OpenStax R Research Image

https://github.com/safeinsights/openstax-research-image/r-4.5.1

Version: 4.5.1

OpenStax Dataset Connection Functions

This document provides comprehensive documentation for all R functions in

openstax.R
that enable access to OpenStax educational datasets for research purposes.


Available Functions

  1. query_tutor
  2. query_tutor_exercises
  3. query_tutor_notes_and_highlights
  4. query_notes_and_highlights
  5. query_notes_and_highlights_db
  6. query_event_capture

Function Reference

query_tutor

Query OpenStax Tutor dataset from S3 parquet files using DuckDB.

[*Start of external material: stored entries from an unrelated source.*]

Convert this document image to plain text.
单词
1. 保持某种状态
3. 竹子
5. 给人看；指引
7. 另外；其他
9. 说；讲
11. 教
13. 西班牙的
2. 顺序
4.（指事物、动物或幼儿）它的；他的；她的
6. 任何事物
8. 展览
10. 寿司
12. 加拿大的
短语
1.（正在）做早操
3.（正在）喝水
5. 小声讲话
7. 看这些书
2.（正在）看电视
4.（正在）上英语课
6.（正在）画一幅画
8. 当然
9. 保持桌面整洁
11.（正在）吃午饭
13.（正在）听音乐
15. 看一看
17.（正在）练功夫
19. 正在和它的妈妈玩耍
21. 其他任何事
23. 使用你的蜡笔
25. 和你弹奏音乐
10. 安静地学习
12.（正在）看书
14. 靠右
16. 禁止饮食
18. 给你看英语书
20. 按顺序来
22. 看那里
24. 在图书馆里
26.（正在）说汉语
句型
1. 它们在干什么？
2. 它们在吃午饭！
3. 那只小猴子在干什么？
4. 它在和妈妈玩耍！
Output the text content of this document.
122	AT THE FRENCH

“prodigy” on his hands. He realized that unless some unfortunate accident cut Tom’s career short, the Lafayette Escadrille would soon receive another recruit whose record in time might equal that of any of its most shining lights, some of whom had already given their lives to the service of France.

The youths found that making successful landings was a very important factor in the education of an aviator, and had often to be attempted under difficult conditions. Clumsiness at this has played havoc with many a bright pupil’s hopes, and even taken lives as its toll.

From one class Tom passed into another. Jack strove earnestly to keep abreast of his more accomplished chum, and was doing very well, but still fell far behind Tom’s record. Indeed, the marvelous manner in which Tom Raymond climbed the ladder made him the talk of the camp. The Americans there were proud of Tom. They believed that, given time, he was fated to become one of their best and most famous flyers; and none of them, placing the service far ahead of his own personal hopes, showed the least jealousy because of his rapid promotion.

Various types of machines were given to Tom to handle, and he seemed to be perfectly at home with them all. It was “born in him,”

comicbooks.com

Purpose: Executes SQL queries against OpenStax Tutor data stored as parquet files in S3. This function provides access to Tutor learning analytics data including student interactions, exercise completions, and performance metrics.

Parameters:

  • sql_query
    (required): SQL query string to execute against the 'tutor_data' table
  • start_date
    (optional): Start date for file selection (YYYY-MM-DD format or Date object). If not provided, extracted from SQL query or defaults to 2024-01-01
  • end_date
    (optional): End date for file selection (YYYY-MM-DD format or Date object). If not provided, extracted from SQL query or defaults to 2024-12-31

Returns: A data.frame containing the query results

Examples:

# Query with explicit date range data_2024 <- query_tutor( "SELECT * FROM tutor_data WHERE course_id = 123 LIMIT 1000", start_date = "2024-01-01", end_date = "2024-12-31" ) # Query with dates extracted from SQL WHERE clause result <- query_tutor( "SELECT * FROM tutor_data WHERE created_at >= '2023-02-01' AND created_at <= '2024-11-30'" ) # Get course statistics course_stats <- query_tutor( "SELECT course_id, COUNT(DISTINCT user_id) as student_count, AVG(score) as avg_score FROM tutor_data WHERE created_at >= '2024-01-01' GROUP BY course_id", start_date = "2024-01-01", end_date = "2024-12-31" ) # Query specific user activity user_activity <- query_tutor( "SELECT * FROM tutor_data WHERE user_id = 12345 AND created_at >= '2024-01-01' ORDER BY created_at", start_date = "2024-01-01", end_date = "2024-12-31" )

query_tutor_exercises

Query OpenStax Tutor Exercises dataset from S3 parquet file using DuckDB.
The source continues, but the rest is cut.